Para a empresa, a transformação não é apenas uma troca de nome e logotipo, mas uma virada de chave para um novo momento da organização, que vivencia uma mudança de patamar e a consolidação como uma empresa de maior porte. Desde sua criação, a JC Advisor apresentou um crescimento contínuo, mantendo uma taxa média de 50% ao ano. Inicialmente focada em consultoria estratégica, a empresa passou a oferecer serviços mais completos de segurança cibernética, atendendo a demandas cada vez mais sofisticadas do mercado.
“Quando começamos, éramos apenas dois consultores experientes orientando grandes clientes.
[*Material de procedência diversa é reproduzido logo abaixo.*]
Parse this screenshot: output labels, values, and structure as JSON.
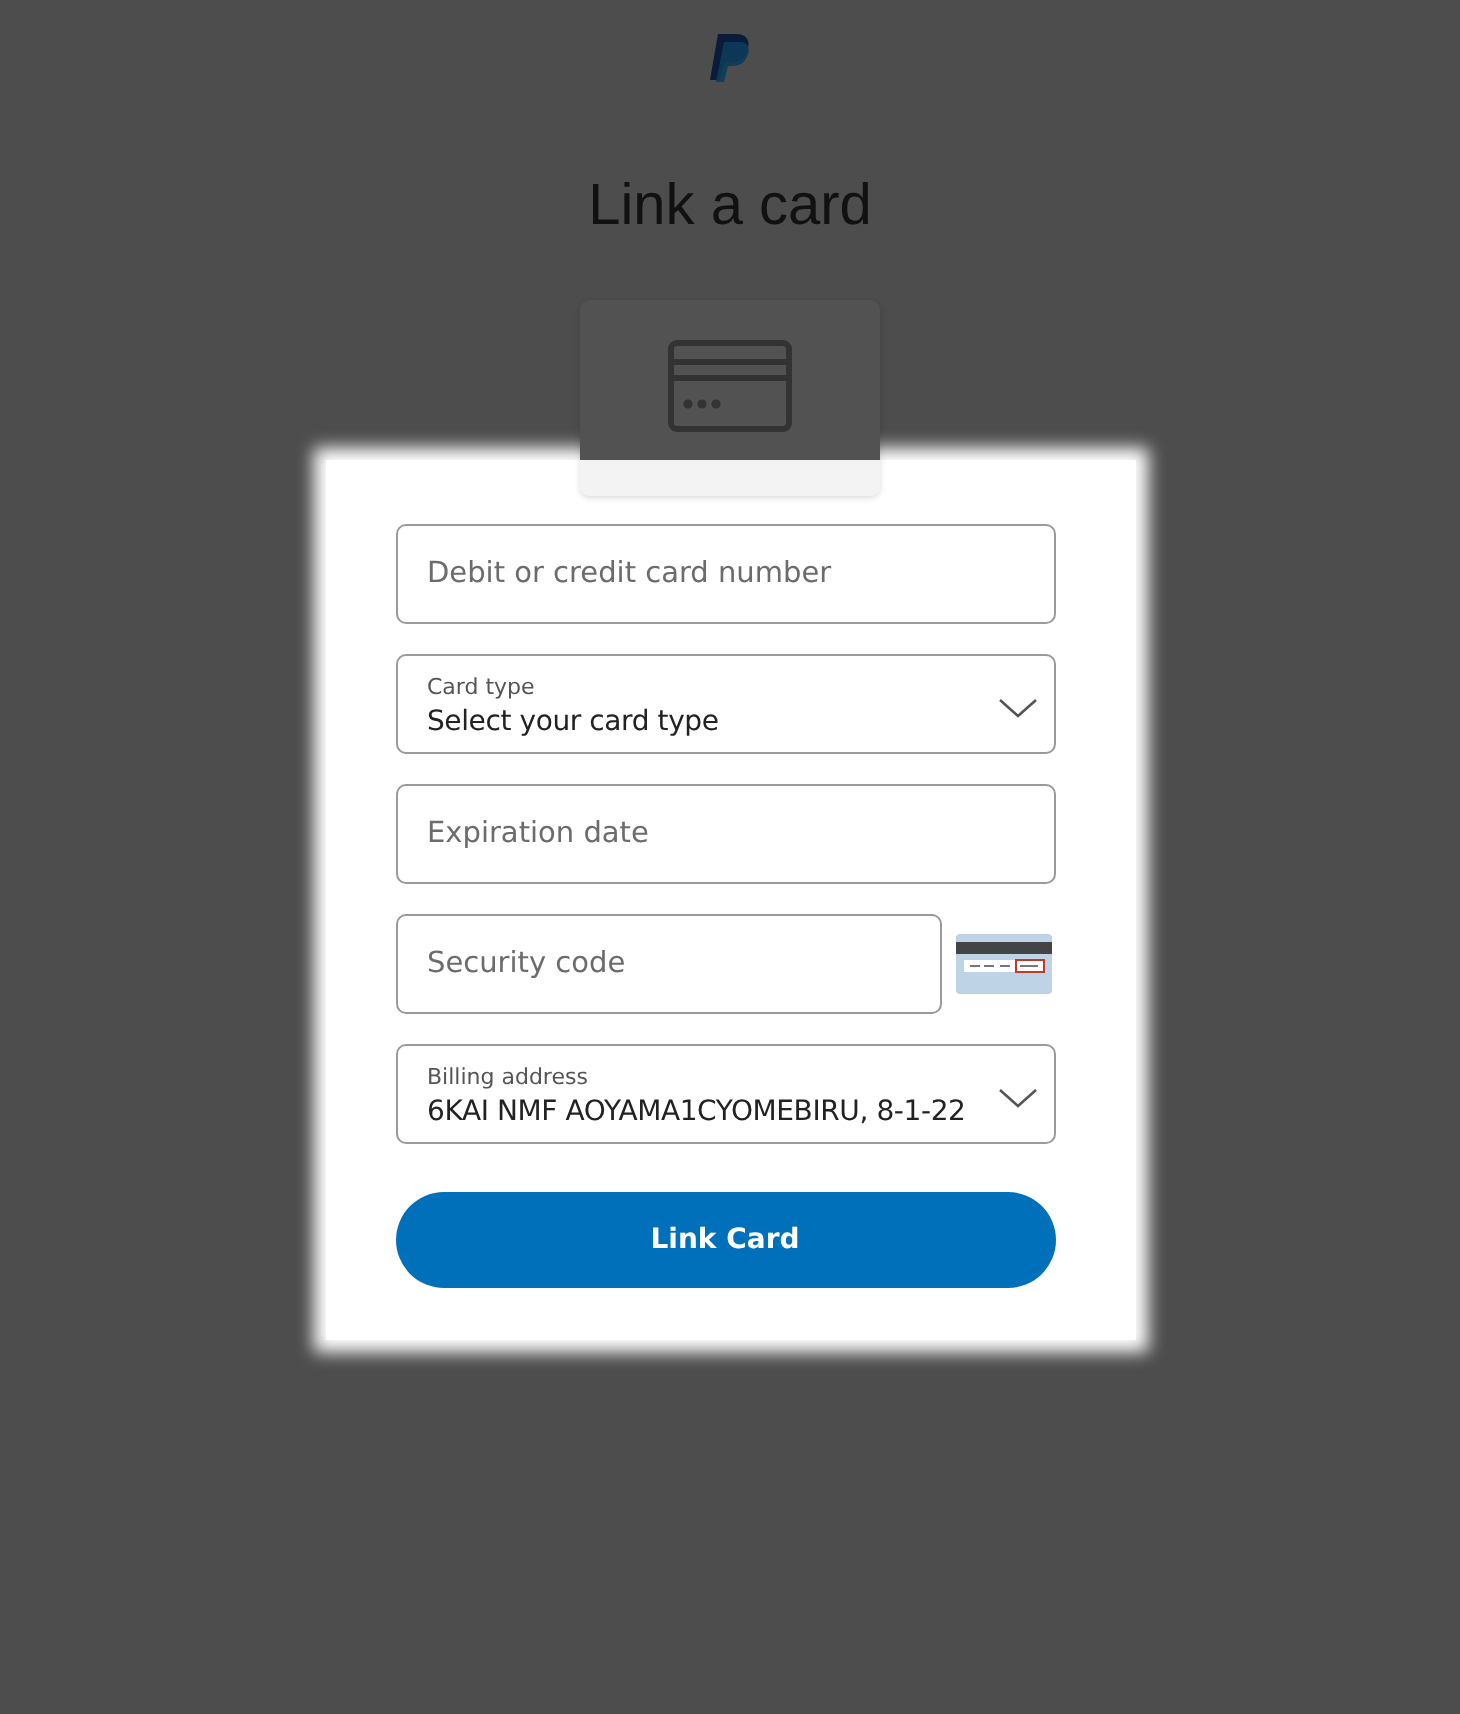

Hoje, já somos mais de 60 profissionais e atuamos com uma gama muito maior de serviços em cibersegurança”, explica Carlos Alberto Costa, CEO e cofundador.
A mudança de marca surgiu da necessidade de alinhar a identidade da empresa à sua real atuação. “Os clientes e investidores começaram a perceber que nosso nome já não representava a amplitude do que oferecemos. Não somos apenas consultores; somos uma empresa de cibersegurança com serviços completos”, destaca Costa.
Investimentos e projetos para o futuro
A empresa também investe no desenvolvimento de soluções próprias, como uma plataforma voltada para CISOs. “O objetivo é consolidar indicadores estratégicos de segurança em um único ambiente, facilitando a tomada de decisão”, afirma o executivo.
Além disso, a JC Advisor se posiciona como referência na avaliação de riscos de terceiros, tendo analisado mais de 3 mil fornecedores em 2024. Para aprimorar esse processo, a empresa aposta na inteligência artificial generativa. “Estamos automatizando nossa esteira de auditoria, incluindo chatbots e outras ferramentas de otimização para garantir maior eficiência e produtividade”, explica Costa.
Com crescimento acelerado e um portfólio robusto, a empresa já recebe assédio de investidores do setor de cibersegurança. No entanto, Costa afirma que uma possível rodada de investimentos deve ocorrer apenas em 2026. “Queremos amadurecer nossa operação antes de buscar aportes externos”, ressalta.